Adapun dasar hukum kebebasan berbudaya Tionghoa adalah Keputusan Presiden No 6 Tahun 2000: Mencabut larangan perayaan kebudayaan Tionghoa yang diatur dalam Inpres No 14 Tahun 1967, Undang-undang Dasar 1945 Pasal 28E Ayat 2: Menjamin kebebasan setiap orang untuk menganut kepercayaan, menyatakan pikiran, dan berekspresi, Undang-undang No. 5 Tahun 2017 tentang Pemajuan Kebudayaan: Menegaskan pentingnya pelestarian budaya lokal sebagai kekayaan bangsa, serta Hari Libur Nasional Imlek: Ditandai dengan Keputusan Presiden No. 19 Tahun 2002 oleh Presiden Megawati Soekarnoputri.
Kebijakan ini menjadi landasan hukum yang kuat bagi komunitas Tionghoa untuk merayakan tradisi mereka dengan bebas tanpa rasa takut. Sebagai bagian dari masyarakat Cirebon, komunitas Tionghoa memiliki peran penting dalam membangun harmoni sosial dan mempromosikan budaya mereka sebagai bagian dari kekayaan bangsa. Dalam semangat toleransi dan keberagaman, beberapa alasan mengapa komunitas Tionghoa perlu lebih aktif dalam menampilkan budaya mereka adalah bisa melestarikan warisan budaya: kebudayaan Tionghoa adalah bagian penting dari sejarah Indonesia, menjaganya berarti menghormati nenek moyang dan warisan leluhur, kemudian alasan lainnya adalah memberikan teladan kepada generasi muda: perayaan Imlek dapat menjadi momen untuk mengajarkan nilai-nilai luhur seperti bakti kepada orang tua, kebaikan kepada sesama, dan kerja keras, alasan berikutnya adalah menguatkan citra harmoni: dengan memperlihatkan budaya yang inklusif dan edukatif, komunitas Tionghoa dapat membantu membangun hubungan yang lebih baik dengan masyarakat luas, serta dapat mendukung pariwisata dan ekonomi: perayaan Imlek yang meriah akan menarik wisatawan lokal maupun internasional, sehingga memberikan manfaat ekonomi bagi masyarakat Cirebon secara keseluruhan.
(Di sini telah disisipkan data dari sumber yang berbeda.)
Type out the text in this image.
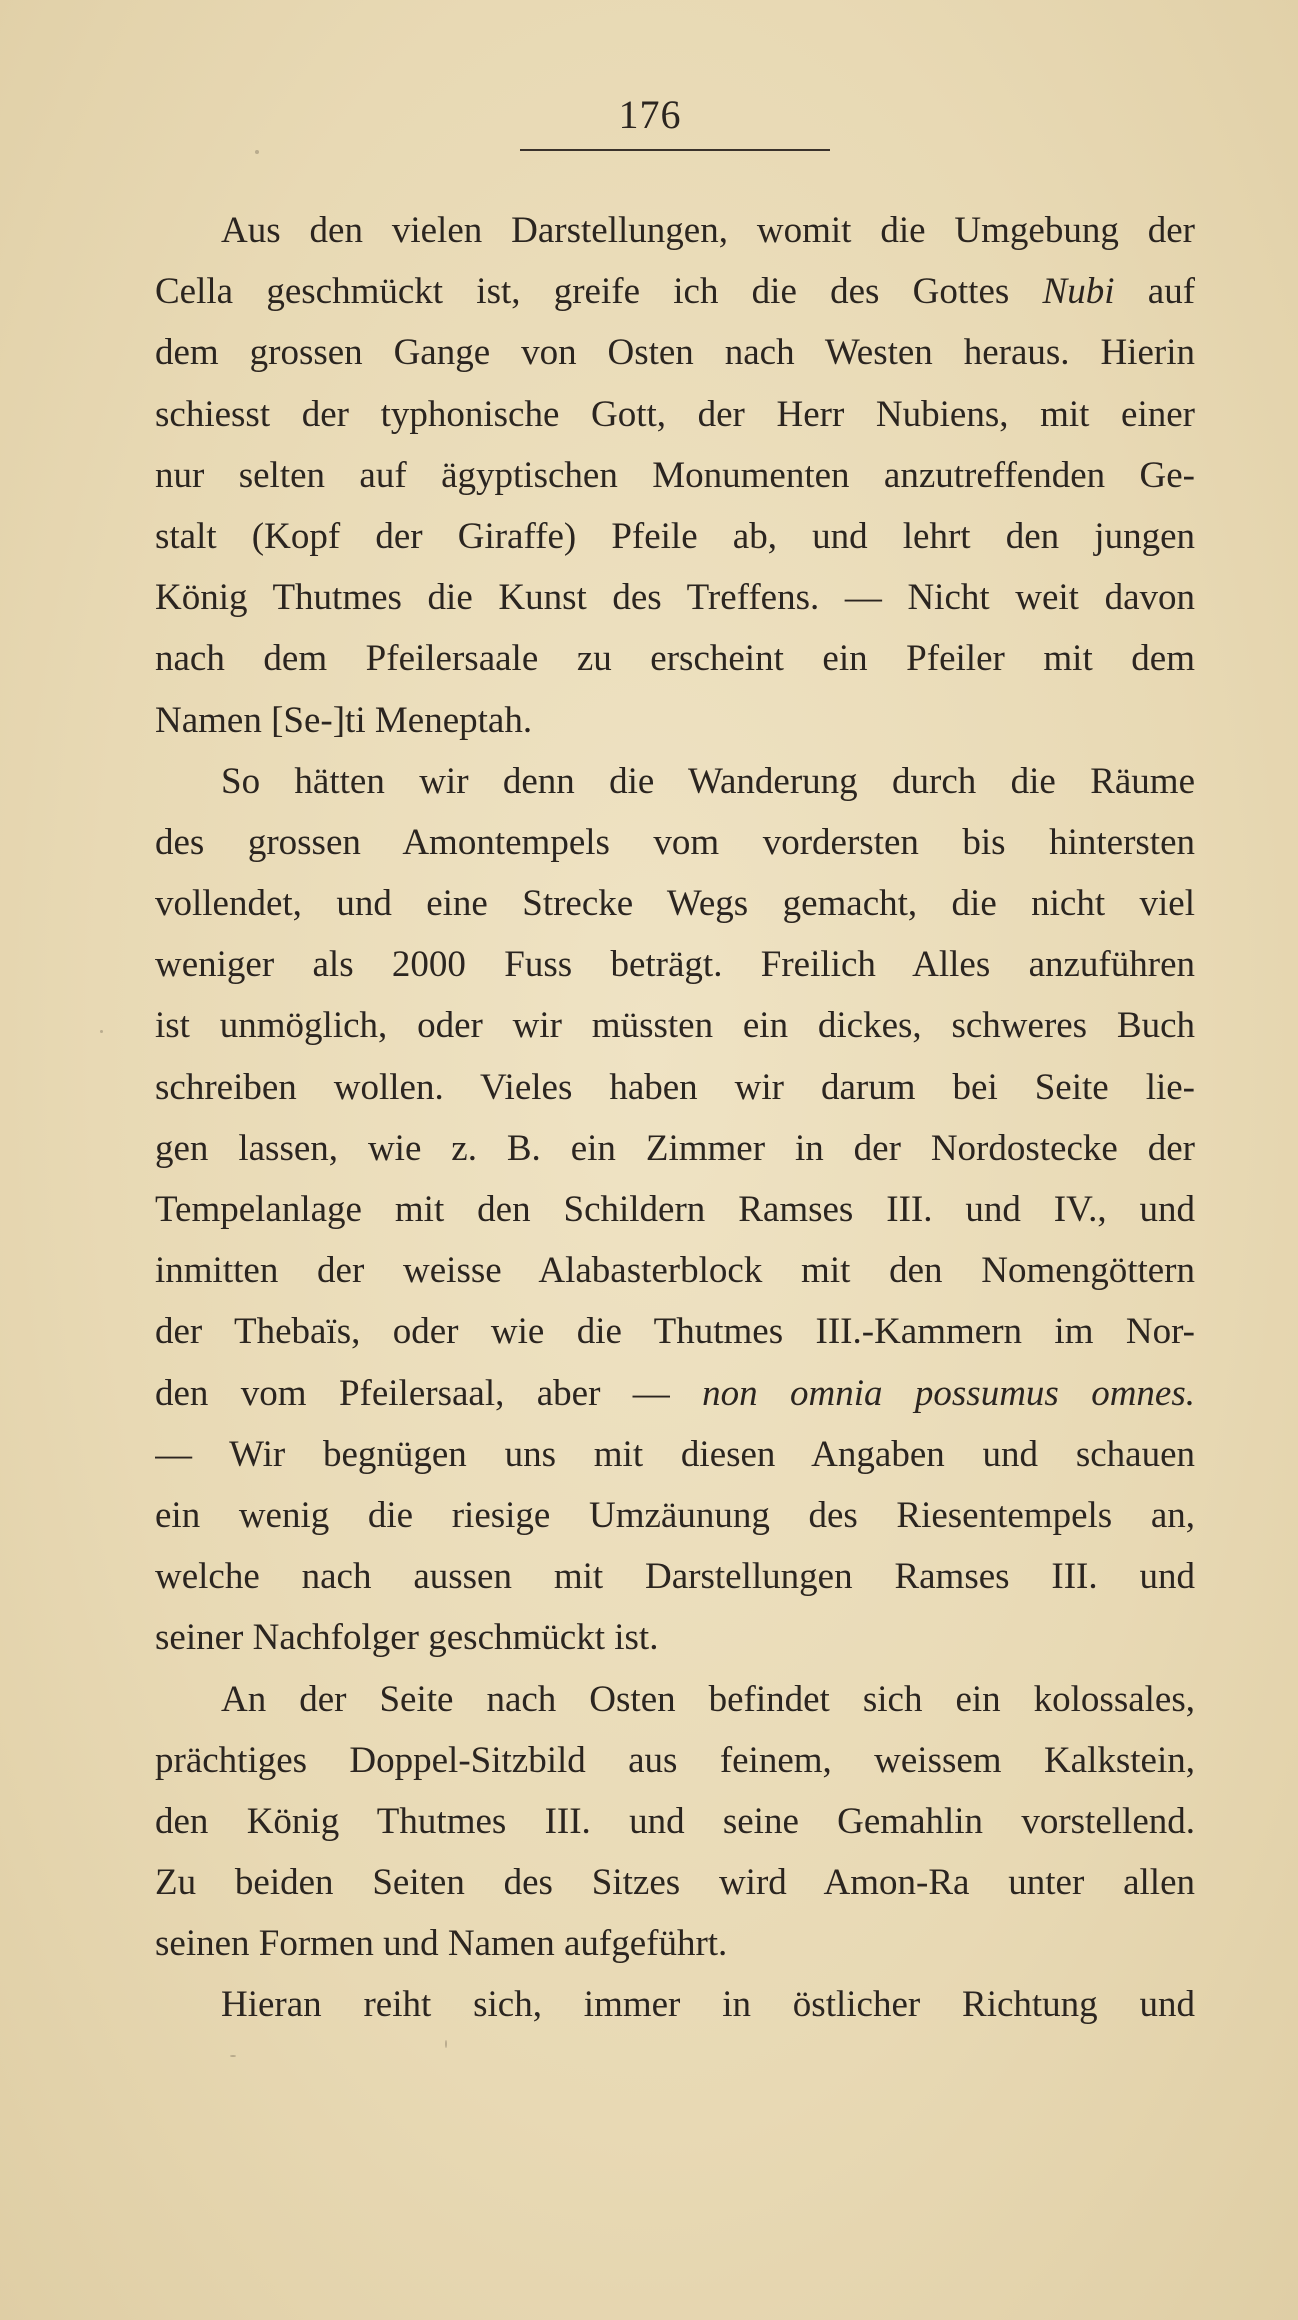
176
Aus den vielen Darstellungen, womit die Umgebung der
Cella geschmückt ist, greife ich die des Gottes Nubi auf
dem grossen Gange von Osten nach Westen heraus. Hierin
schiesst der typhonische Gott, der Herr Nubiens, mit einer
nur selten auf ägyptischen Monumenten anzutreffenden Ge-
stalt (Kopf der Giraffe) Pfeile ab, und lehrt den jungen
König Thutmes die Kunst des Treffens. — Nicht weit davon
nach dem Pfeilersaale zu erscheint ein Pfeiler mit dem
Namen [Se-]ti Meneptah.
So hätten wir denn die Wanderung durch die Räume
des grossen Amontempels vom vordersten bis hintersten
vollendet, und eine Strecke Wegs gemacht, die nicht viel
weniger als 2000 Fuss beträgt. Freilich Alles anzuführen
ist unmöglich, oder wir müssten ein dickes, schweres Buch
schreiben wollen. Vieles haben wir darum bei Seite lie-
gen lassen, wie z. B. ein Zimmer in der Nordostecke der
Tempelanlage mit den Schildern Ramses III. und IV., und
inmitten der weisse Alabasterblock mit den Nomengöttern
der Thebaïs, oder wie die Thutmes III.-Kammern im Nor-
den vom Pfeilersaal, aber — non omnia possumus omnes.
— Wir begnügen uns mit diesen Angaben und schauen
ein wenig die riesige Umzäunung des Riesentempels an,
welche nach aussen mit Darstellungen Ramses III. und
seiner Nachfolger geschmückt ist.
An der Seite nach Osten befindet sich ein kolossales,
prächtiges Doppel-Sitzbild aus feinem, weissem Kalkstein,
den König Thutmes III. und seine Gemahlin vorstellend.
Zu beiden Seiten des Sitzes wird Amon-Ra unter allen
seinen Formen und Namen aufgeführt.
Hieran reiht sich, immer in östlicher Richtung und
Dulu, tradisi Imlek dirayakan dengan sembunyi-sembunyi karena pembatasan. Kini, di era kebebasan, komunitas Tionghoa memiliki kesempatan untuk merayakan budaya mereka secara terbuka, bahkan berkontribusi dalam membangun citra positif kota. Sebagai masyarakat yang telah lama hidup berdampingan, semua elemen masyarakat Cirebon, termasuk komunitas Tionghoa, memiliki tanggung jawab untuk menjaga toleransi dan keberagaman. Perayaan Imlek yang meriah dan terbuka dapat menjadi simbol persatuan yang menguatkan nilai-nilai kebangsaan kita.
Imlek bukan hanya tentang tradisi, tetapi juga tentang nilai-nilai universal seperti kasih, bakti, dan kebajikan. Dengan memanfaatkan kebebasan yang telah diberikan, komunitas Tionghoa di Cirebon memiliki peluang besar untuk menunjukkan budaya yang mendidik, menginspirasi, dan menjadi teladan bagi masyarakat.
Mari jadikan Imlek sebagai momen untuk mempromosikan kebudayaan Tionghoa yang baik, mendukung wisata lokal, dan mempererat harmoni sosial di Kota Cirebon. Dengan semangat toleransi dan keberagaman, kita dapat membangun masyarakat yang lebih baik, sejahtera, dan saling menghormati.